On The Road - Book Review
I must say flipping through the first few pages of this very Beat book beat me up so much. It reminds me of my struggle through The Catcher of The Rye, except in that book the struggle lasted till the very last page. However, once I got used to the beat style of narrative and lifestyle the author was trying to convey, the vibe started to feel natural and almost inviting.
The story, as the title suggests, is about travelling across the US on the road in late 1940s. The protagonist crossed the American east-west continent 4 times, spanning a wide range of cities and towns, such as NYC, San Francisco, Chicago, New Orleans, Denver, and even Mexico City. This siteprovides 4 interactive maps that recorded the full routes and stops of the continental journeys. Bearing a strong fondness of travelling myself, the exhilaration of road life seeped into me while I was reading, and it even pushed me to embark on my first one-day bike trip.
But the book is so much more than road trips. Sal and Dean, the two main characters, encapsulated the spirit of American beat generation. They have no destinations whatsoever with their life, but they love to - or rather, they must be on the road at all times. It’s almost coded in their genes. Every attempt at settling down only ends up with more messes and troubles, which eventually drove them onto the road again, their eternal escape from the worldly matters and responsibilities. They sought after “kicks” everywhere they go at all cost, be it parties, bops, weed, girls - especially girls.
And here comes the controversies roused by the theme of the book: derogatory sexism, racism, and pretentious self-enlightenment on life, among many other things. Although I hold diametrically different views from those expressed in the book, I was not in the least sense bothered by them. First of all, I was fully aware that the book was completed in 1950s, during which the contemporary mainstream values carry very little resemblance to those nowadays, so the author’s attitude towards minorities and women was merely a projection of the era. And this brings out my second reason: only through this projection could I peak at the authentic side of the beat generation most directly without another layer of intermediation fabricated by the author. As for the criticisms on Kerouac’s straightforward literary style, I find it slightly perplexing - since we are reading about the beat generation, wouldn’t it be more out of place if a very refined and formal tone is assumed for the storytelling? This stream of linear and short sentences wonderfully fits in the setting of the book to me, in fact.

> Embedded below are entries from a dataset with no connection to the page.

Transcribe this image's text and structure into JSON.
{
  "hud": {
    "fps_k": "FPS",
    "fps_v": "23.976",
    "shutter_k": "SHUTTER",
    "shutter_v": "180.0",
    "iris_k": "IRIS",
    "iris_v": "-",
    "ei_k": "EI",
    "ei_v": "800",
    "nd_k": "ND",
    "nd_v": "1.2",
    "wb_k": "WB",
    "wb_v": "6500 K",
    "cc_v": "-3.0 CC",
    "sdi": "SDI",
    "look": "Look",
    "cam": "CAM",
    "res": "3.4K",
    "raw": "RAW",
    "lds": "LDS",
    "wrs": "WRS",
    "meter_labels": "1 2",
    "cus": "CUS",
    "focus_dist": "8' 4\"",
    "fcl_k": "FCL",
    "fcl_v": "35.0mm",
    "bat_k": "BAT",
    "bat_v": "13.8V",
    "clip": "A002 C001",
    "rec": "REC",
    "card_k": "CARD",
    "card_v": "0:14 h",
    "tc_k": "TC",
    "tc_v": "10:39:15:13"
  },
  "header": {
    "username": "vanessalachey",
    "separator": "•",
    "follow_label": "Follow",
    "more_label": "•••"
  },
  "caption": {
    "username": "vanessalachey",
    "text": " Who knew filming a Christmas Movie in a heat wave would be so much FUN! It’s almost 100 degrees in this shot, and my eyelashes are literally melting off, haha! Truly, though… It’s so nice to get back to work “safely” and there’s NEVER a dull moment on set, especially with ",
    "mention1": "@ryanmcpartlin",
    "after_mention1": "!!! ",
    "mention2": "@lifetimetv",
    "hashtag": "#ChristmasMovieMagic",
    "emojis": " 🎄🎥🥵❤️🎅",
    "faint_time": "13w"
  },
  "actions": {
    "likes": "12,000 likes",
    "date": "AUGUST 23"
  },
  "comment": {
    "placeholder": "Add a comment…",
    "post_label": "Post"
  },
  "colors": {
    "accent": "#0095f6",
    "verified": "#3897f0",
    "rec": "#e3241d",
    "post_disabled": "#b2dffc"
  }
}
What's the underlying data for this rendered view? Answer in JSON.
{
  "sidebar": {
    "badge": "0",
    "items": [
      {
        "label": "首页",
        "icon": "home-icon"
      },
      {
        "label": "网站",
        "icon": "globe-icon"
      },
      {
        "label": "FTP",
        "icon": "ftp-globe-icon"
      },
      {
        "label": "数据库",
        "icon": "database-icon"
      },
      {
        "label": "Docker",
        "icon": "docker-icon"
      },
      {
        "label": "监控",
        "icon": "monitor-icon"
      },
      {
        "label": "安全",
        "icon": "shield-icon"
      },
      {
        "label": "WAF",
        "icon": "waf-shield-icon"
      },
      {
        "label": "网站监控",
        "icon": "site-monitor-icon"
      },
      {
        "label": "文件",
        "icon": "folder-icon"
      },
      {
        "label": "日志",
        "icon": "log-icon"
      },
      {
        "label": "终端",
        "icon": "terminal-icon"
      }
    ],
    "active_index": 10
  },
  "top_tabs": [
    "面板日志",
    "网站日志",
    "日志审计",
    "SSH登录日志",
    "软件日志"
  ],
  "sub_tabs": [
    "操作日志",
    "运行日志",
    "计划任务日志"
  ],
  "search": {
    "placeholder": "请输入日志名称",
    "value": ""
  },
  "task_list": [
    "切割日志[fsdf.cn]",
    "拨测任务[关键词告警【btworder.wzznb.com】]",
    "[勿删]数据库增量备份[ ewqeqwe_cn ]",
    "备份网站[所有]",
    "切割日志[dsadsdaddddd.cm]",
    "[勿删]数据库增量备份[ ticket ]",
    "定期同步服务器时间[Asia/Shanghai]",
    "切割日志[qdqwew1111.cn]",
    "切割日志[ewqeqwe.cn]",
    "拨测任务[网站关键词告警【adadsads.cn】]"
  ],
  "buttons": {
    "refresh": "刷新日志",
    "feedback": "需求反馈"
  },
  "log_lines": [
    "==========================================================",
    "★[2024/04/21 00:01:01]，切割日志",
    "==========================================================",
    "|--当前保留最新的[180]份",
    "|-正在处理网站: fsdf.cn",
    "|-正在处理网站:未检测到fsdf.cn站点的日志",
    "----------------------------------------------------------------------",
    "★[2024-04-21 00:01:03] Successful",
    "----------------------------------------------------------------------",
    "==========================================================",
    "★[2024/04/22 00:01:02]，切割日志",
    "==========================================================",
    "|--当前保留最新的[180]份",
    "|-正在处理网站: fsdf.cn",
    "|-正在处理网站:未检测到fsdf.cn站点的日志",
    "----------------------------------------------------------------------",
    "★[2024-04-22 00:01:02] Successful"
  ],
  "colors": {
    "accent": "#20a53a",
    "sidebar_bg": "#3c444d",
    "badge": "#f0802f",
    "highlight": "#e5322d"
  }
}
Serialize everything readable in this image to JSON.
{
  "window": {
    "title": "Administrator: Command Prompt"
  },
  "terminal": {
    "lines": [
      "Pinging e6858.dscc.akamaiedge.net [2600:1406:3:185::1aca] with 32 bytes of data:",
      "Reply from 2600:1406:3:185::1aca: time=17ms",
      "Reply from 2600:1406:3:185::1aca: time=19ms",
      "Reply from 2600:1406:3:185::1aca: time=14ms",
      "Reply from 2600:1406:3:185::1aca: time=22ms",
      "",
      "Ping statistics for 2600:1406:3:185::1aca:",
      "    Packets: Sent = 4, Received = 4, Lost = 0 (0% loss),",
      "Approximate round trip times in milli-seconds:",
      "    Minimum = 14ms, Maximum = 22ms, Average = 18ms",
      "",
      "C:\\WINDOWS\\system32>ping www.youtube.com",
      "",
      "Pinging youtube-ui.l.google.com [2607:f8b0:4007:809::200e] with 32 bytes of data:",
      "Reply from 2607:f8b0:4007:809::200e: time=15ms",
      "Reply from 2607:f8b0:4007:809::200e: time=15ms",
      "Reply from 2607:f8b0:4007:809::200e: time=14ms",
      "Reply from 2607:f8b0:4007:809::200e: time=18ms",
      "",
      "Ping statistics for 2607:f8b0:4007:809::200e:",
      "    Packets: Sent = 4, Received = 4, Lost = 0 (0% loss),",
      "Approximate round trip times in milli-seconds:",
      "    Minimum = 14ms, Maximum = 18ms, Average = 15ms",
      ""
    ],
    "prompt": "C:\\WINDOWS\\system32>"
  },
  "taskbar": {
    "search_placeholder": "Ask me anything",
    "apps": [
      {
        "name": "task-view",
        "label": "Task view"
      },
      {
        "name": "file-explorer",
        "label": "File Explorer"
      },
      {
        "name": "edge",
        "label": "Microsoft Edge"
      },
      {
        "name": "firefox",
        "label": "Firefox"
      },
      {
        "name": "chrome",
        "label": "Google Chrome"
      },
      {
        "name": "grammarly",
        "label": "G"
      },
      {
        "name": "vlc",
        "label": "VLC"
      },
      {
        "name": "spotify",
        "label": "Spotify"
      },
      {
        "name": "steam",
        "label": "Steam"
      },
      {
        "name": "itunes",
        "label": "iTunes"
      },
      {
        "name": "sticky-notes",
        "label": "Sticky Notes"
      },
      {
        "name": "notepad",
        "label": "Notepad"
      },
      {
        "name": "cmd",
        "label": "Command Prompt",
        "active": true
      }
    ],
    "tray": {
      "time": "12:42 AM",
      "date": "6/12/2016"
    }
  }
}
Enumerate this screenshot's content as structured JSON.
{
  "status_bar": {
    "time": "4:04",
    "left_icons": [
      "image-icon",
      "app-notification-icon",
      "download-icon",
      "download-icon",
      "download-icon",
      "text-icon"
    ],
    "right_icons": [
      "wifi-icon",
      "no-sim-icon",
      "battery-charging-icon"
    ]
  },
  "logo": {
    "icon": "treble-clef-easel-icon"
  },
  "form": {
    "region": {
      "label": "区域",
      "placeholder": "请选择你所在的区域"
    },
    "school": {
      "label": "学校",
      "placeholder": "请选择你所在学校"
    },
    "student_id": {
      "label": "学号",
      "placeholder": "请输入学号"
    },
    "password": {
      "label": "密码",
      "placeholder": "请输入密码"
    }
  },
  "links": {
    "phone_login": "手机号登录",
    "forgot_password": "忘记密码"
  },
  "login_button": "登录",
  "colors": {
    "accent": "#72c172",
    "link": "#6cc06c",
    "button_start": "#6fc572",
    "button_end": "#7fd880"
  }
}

It is a strange book for me after all in the sense that it resonated with me in spite of the little similarity between the characters and myself. For one, the story felt so vivid to me that I once thought this must’ve been taken straight away from a real-life road trip journal. Indeed, Kerouac traversed America a few times for the book, during which he amassed innumerous materials and ideas. But it was the theme that stirred me the most throughout my read. According to Kerouac himself, the book was intended to recount the story of “two guys hitchhiking to California in search of something they don’t really find, and losing themselves on the road, coming all the way back hopeful of something else” (see this post). The story was not the classic lost-and-found type at all; rather, the lost were simply lost, and they stayed that way till the end. They seemed to be recovering something with the road, but they didn’t know how, nor cared much about it. This mentality was almost exactly what I would share occasionally, sometimes for merely a few hours yet sometimes for months. I’ve always been on the road for something, something that I’m adamant about or something I don’t even know what it is, and I didn’t even care to know.
Finally, the book certainly had its own shortcomings: just like the characters, my excitement and “upbeatness” also wore out gradually towards the end of the book. It certainly was inspiring along the lines of one exhilarating journey after another, but the repetition did not add much to the feeling. Instead, once I got used to the madness and frenzy in the book, the lack of variations in some later parts of the book couldn’t rouse me up anymore. I suppose Sal and Dean might feel something similar deep down.
In the last part of the story, the two young men parted ways, but the ending was very ambiguous about their states of mind at that juncture. Sal decided to settle down once and for all from the road, while Dean carries on and on. One may say Sal has finally found himself while Dean perpetually lost. But what has Sal found exactly, and how can we judge that Dean is lost? Maybe, in a sense, it is Dean who has never lost himself while Sal did eventually. Or maybe they both found themselves after all. I’m afraid it is only for them to tell.